Pada tanggal 12 Mei 2020 DPR bersama pemerintah secara resmi mengesahkan Pemerintah Pengganti Undang-undang tentang penanganan Covid-19 sebagai Undang-undang. Hari berikutnya pada 13 Mei 2020, DPR bersama Pemerintah kembali mengesahkan RUU Mineral dan Tambang (Minerba) menjadi Undang-undang padahal sebelumnya kedua RUU tersebut merupakan Rancangan Undang-Undang (RUU) yang kontroversial dan sering dikritik oleh berbagai elemen masyarakat karena pemerintah dan DPR mengesahkan UU yang otoriter dan tidak berpihak kepada masyarakat Indonesia di tengah Pandemi COVID-19.

UU Minerba yang diresmikan pada 13 Mei 2020 merupakan perubahan atas UU Minerba Nomor 4 Tahun 2009. Perubahan UU tersebut sudah dicanangkan namun batal disahkan pada September 2019 lalu akibat adanya gelombang aksi demonstrasi yang dilakukan oleh mahasiswa dan masyarakat umum. Aspek yang menjadi kontroversi atas RUU Minerba ini pada beberapa pasal yang dianggap sebagai keberpihakan pemerintah terhadap para taipan batu bara. Beberapa pasal tersebut yakni Pasal Pasal 169 (a) yang mengizinkan para pemegang Perjanjian Karya Pertambangan Batubara (PKP2B) untuk memperpanjang Izin Usaha Pertambangan Khusus (IUPK) sebanyak 2 kali selama 10 tahun (dengan total 20 tahun). Hal ini bonus yang tidak diberikan oleh UU Minerba sebelumnya. Selanjutnya, Pasal 169 (b) mengatur pemegang PKP2B dapat meminta perpanjangan 5 tahun sebelum kontraknya berakhir dibandingkan dengan Peraturan Pemerintah (PP) Nomor 77 Tahun 2014 dengan perpanjangan baru secepatnya dua tahun sebelum kontrak berakhir.

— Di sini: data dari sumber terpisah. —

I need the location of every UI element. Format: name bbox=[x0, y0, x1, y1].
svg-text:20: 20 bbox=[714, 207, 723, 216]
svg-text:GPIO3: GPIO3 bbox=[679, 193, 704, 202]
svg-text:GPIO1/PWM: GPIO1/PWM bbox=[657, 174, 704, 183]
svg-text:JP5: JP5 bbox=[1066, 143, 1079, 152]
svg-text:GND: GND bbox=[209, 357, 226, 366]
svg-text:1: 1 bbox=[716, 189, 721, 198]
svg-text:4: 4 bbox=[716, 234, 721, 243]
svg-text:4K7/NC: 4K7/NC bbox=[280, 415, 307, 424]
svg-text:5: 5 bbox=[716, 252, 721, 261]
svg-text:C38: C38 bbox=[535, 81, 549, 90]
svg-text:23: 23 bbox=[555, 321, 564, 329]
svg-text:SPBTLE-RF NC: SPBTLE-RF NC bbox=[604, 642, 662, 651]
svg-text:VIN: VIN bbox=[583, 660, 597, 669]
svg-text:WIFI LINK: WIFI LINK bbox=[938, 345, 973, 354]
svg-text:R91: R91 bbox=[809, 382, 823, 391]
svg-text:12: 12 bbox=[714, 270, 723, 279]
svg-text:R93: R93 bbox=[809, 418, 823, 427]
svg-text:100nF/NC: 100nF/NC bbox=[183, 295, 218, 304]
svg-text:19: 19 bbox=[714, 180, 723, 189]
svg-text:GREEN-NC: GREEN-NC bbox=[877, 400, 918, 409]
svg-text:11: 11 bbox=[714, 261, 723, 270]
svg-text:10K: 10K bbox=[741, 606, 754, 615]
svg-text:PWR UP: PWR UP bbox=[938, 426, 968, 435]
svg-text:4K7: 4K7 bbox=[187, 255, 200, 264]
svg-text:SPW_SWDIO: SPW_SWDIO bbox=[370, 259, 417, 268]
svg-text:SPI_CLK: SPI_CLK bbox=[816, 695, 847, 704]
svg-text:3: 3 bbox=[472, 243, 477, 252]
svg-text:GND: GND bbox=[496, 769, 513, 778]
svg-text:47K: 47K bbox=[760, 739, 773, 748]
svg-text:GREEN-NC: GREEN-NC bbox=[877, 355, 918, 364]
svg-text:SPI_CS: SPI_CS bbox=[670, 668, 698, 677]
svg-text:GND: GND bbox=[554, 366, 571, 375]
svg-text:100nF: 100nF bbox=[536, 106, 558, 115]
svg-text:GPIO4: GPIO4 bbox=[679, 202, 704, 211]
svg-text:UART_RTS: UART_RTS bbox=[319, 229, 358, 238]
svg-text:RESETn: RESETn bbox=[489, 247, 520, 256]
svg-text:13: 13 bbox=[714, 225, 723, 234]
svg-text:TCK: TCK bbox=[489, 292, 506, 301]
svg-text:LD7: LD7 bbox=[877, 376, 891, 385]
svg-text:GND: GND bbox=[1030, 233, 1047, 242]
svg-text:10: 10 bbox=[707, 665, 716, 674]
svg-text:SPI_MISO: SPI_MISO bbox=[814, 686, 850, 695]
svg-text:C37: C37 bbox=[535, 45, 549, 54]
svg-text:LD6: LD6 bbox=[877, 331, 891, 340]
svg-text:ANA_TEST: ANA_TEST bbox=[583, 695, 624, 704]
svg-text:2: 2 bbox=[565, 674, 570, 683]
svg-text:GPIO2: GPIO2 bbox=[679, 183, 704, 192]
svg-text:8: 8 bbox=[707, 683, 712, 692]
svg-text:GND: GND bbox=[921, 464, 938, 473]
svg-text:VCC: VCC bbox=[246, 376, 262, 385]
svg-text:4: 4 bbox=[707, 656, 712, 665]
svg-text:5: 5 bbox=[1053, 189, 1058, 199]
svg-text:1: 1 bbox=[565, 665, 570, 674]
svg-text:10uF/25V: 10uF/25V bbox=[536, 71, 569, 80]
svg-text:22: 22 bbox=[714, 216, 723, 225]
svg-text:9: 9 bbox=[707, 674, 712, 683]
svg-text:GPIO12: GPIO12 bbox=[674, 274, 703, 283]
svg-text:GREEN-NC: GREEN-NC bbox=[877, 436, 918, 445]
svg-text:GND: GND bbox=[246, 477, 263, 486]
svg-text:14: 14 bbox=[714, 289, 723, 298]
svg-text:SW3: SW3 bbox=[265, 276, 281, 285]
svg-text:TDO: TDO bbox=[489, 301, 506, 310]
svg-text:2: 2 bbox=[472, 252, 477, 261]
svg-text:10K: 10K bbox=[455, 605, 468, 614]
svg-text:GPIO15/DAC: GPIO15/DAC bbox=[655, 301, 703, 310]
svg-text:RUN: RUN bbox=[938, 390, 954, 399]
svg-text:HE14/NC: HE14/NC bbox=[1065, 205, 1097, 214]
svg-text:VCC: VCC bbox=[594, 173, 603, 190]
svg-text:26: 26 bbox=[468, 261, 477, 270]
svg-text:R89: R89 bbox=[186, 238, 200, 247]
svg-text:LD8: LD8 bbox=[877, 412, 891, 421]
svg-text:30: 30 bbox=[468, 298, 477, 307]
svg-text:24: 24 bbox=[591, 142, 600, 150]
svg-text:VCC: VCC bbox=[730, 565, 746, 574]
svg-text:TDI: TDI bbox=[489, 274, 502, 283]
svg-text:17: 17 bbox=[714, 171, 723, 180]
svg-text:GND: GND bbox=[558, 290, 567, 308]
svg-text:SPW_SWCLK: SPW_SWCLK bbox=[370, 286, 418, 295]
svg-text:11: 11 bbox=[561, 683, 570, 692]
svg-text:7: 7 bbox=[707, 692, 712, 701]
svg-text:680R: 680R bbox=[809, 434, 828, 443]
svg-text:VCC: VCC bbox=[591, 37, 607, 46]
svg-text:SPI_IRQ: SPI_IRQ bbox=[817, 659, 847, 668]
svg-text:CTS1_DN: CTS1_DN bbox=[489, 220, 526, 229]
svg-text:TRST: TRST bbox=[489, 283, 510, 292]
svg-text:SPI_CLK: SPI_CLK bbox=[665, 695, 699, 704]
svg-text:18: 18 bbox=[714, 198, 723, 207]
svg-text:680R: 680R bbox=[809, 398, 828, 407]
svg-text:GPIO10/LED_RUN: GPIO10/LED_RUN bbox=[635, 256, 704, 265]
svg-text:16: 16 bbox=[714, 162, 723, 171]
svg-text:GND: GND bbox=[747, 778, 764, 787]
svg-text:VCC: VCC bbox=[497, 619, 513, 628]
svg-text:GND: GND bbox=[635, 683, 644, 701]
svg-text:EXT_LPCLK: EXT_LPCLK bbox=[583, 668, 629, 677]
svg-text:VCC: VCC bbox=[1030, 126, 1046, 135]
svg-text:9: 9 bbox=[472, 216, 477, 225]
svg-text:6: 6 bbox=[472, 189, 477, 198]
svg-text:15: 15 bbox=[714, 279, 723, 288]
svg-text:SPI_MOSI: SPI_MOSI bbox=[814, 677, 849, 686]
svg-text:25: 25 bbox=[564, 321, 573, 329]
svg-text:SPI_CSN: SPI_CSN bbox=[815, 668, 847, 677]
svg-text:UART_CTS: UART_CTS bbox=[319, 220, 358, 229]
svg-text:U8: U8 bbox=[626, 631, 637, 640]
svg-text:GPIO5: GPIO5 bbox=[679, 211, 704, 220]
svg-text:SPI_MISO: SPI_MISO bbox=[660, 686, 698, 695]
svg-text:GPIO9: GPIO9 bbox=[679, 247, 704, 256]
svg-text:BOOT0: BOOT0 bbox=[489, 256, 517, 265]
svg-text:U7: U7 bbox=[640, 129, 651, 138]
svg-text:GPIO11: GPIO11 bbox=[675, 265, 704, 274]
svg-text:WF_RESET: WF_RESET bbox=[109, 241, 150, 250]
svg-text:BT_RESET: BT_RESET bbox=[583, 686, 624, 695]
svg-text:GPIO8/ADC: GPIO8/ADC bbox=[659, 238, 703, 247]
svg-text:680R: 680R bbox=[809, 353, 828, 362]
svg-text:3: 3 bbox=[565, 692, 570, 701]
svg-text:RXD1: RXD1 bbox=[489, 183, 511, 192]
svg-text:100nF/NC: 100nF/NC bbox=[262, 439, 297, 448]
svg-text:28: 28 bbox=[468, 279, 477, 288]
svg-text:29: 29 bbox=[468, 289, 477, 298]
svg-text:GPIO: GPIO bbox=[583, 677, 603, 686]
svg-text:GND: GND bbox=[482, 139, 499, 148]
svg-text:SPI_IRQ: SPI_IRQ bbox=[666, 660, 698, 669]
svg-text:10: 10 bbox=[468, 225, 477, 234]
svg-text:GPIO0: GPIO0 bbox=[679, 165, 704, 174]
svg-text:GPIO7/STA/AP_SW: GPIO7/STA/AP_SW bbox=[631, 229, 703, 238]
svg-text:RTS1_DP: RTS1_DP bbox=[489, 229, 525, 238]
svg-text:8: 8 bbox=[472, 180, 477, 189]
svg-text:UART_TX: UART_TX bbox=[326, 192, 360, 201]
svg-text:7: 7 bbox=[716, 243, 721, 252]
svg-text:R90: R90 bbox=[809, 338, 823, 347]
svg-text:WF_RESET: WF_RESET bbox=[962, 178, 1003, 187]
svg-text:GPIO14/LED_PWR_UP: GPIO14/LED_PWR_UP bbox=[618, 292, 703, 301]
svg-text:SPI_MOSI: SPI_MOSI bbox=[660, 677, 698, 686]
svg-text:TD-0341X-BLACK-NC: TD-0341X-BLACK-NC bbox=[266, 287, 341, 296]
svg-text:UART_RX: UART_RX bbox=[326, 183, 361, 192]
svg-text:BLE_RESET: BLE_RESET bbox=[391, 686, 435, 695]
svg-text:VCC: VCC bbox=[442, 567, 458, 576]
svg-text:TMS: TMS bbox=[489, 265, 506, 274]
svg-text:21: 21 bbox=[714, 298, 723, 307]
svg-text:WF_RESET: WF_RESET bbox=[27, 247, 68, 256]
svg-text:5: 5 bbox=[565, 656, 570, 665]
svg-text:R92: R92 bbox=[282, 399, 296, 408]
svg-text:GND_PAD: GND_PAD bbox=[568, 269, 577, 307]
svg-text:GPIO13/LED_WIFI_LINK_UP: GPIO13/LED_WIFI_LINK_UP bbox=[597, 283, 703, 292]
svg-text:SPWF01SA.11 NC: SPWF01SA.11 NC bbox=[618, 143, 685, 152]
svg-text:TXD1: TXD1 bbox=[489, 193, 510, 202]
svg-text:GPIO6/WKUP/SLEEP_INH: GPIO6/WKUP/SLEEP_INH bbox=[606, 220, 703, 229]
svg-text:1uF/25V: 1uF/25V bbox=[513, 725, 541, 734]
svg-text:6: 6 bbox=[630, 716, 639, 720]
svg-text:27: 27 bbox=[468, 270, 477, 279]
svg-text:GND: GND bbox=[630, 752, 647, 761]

Kasus lainnya adalah Peraturan Pemerintah Pengganti Undang-Undang Nomor 1 Tahun 2020 tentang Kebijakan Keuangan Negara dan Stabilitas Sistem Keuangan untuk Penanganan Covid-19 dan/atau dalam rangka Menghadapi Ancaman yang Membahayakan Perekonomian Nasional dan/atau Stabilitas Sistem Keuangan. Perppu dengan judul yang amat panjang ini pada 12 Mei 2020 telah menjadi Undang-Undang. Kontroversinya terdapat pada Pasal 27 yang menunjukkan bahwa lembaga keuangan berpotensi kebal hukum karena tidak bisa dituntut baik secara pidana maupun perdata. Lembaga keuangan yang dimaksud yakni Komite Stabilitas Sistem Keuangan (KSSK), pejabat atau pegawai Kementerian Keuangan, pihak Bank Indonesia, Otoritas Jasa Keuangan (OJK), dan Lembaga Penjamin Simpanan. Dalam pasal yang sama, biaya yang telah dikeluarkan pemerintah dan/atau lembaga anggota KSSK untuk pelaksanaan kebijakan pendapatan negara tidak dapat dihitung sebagai kerugian negara mengingat biaya ini dipergunakan untuk penyelamatan perekonomian nasional dari krisis sehingga perbuatan administratif pejabat implementator tidak dapat digugat secara tata usaha negara. Tampak jelas negara bergerak ke arah otoriter dan potensi kerugian negara menjadi besar akibat kebijakan yang terkesan otoriter tersebut memiliki nilai anggaran mencapai 405,1 Triliun Rupiah.

Langkah Pengesahan di Tengah Generasi Eksisten

Sikap pemerintah bersama DPR mengesahkan kedua RUU tersebut mengesankan mereka enggan secara terbuka mensosialisasikan undang-undang ini secara masif kepada masyarakat. Sejatinya, Dewan Perwakilan Rakyat merupakan media aspirasi bagi masyarakat secara dua arah sehingga aspek pendidikan politik menjadi kewajiban bagi DPR dan pemerintah kepada masyarakat.

Di sisi lain generasi Indonesia saat ini cenderung tidak benar-benar cemas akan kritik yang hadir atas kebijakan pemerintah dan sibuk dengan media sosial mereka. Para generasi muda saat ini cenderung membahas kritis apa yang sedang exist ei media sosial saja dan menganggap media sosial sebagai media “panjat sosial” untuk meningkatkan popularitas mereka tanpa benar-benar kritis terhadap kebijakan tersebut dan cenderung bersikap apolitis.

Jika situasi ini terus berlanjut, bisa sangat mungkin di tengah sikap kita yang tidak memiliki empati dan cenderung apolitis serta mengutamakan eksistensi diri, pemerintah semakin menunjukkan sikap otoriternya yang menguntungkan kelompok penguasa saja. Pada akhir waktu, kita yang menjadi masyarakat, terjebak dalam situasi yang merugikan akibat ketidakpekaan kita terhadap politik negara. Bahkan, RUU Omnibus Law yang dapat menjadi momok bagi berbagai pihak, akan disahkan tanpa kita sadari. Sudah saatnya bagi kita, warga negara Indonesia, menuntut hak atas pendidikan politik dari pemerintah dan DPR RI.